Protocolos de Busca e Identificação
Quando um indivíduo com deficiência estiver desaparecido, é fundamental que suas necessidades específicas sejam levadas em consideração na elaboração das estratégias de busca. O projeto também prevê acolhimento e suporte à família durante esse processo.

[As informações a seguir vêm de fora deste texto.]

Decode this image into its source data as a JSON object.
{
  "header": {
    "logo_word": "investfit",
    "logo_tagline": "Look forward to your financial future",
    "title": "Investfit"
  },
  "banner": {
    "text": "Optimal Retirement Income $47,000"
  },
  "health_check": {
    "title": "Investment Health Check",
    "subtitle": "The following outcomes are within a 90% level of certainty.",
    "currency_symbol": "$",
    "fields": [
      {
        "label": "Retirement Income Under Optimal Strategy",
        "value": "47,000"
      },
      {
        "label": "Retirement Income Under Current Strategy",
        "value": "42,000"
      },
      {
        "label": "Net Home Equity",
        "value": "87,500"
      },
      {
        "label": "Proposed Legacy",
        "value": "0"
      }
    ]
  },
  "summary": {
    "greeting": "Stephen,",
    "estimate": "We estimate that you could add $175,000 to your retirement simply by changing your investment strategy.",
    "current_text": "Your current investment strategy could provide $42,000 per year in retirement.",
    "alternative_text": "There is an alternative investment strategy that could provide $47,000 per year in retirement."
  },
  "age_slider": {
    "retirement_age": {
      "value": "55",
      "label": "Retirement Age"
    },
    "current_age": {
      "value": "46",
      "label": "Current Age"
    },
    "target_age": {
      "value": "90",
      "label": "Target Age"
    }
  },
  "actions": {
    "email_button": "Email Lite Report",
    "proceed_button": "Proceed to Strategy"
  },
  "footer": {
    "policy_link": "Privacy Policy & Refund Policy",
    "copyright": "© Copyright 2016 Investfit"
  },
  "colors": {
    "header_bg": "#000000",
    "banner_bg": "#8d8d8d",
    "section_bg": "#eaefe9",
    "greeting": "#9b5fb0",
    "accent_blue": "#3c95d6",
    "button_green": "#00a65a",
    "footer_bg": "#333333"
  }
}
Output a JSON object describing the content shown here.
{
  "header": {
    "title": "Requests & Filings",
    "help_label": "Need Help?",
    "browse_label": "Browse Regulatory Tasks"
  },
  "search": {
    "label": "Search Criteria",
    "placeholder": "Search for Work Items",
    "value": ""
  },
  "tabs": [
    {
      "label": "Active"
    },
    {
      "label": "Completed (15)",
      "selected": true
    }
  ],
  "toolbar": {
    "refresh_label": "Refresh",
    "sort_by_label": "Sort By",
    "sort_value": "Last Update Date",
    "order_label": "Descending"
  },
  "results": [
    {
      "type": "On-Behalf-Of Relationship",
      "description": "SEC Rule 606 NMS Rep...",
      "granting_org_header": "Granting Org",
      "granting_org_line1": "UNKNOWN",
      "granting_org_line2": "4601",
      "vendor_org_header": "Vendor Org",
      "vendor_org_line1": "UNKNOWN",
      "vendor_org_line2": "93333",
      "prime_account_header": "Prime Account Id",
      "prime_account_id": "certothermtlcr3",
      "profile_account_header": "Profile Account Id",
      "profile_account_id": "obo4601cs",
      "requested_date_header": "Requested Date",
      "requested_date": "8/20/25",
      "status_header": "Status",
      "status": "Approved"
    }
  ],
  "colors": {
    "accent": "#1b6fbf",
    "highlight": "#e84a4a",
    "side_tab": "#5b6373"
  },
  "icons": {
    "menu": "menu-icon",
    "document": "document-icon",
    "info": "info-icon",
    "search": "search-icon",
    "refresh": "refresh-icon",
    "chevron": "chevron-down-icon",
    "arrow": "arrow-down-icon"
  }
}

O uso de biometria e outras tecnologias avançadas está entre as sugestões para acelerar a identificação e localização da pessoa desaparecida. Para crianças com deficiência, a polícia se compromete a oferecer assistência especial aos familiares.
Atualizações Legislativas
A proposta inclui alterações no Estatuto da Criança e do Adolescente (ECA – Lei 8.069/90) e na Lei 13.812/19, que criou a Política Nacional de Busca de Pessoas Desaparecidas. O texto aprovado é um substitutivo do deputado Capitão Alden (PL-BA) ao Projeto de Lei 3794/25, de autoria do deputado Daniel Agrobom (PL-GO), que originalmente não contemplava essas alterações.
Necessidades Específicas
O deputado Agrobom destacou que a busca por pessoas com deficiência requer uma abordagem específica, considerando suas limitações. “Pessoas com deficiência auditiva podem não perceber chamadas vocais, enquanto aquelas com deficiência visual podem se desorientar facilmente”, afirmou. “Uma abordagem especializada é essencial para a eficácia das buscas”.
A Importância da Tecnologia
O relator do projeto, Capitão Alden, enfatizou que a complexidade da investigação aumenta em casos de desaparecimento de pessoas com deficiência, devido a suas vulnerabilidades sensoriais ou de comunicação. Ele ressaltou a importância da inclusão de tecnologias como a biometria para tornar o processo mais eficiente. “Ao priorizar métodos tecnológicos de identificação, o substitutivo oferece às forças policiais uma ferramenta que pode reduzir o tempo de resposta e garantir um desfecho mais seguro”, disse.
Próximos Passos
A proposta agora precisa ser analisada em caráter conclusivo pelas comissões de Defesa dos Direitos das Pessoas com Deficiência e de Constituição e Justiça e de Cidadania. Para se tornar lei, deverá ser aprovada pela Câmara dos Deputados e pelo Senado.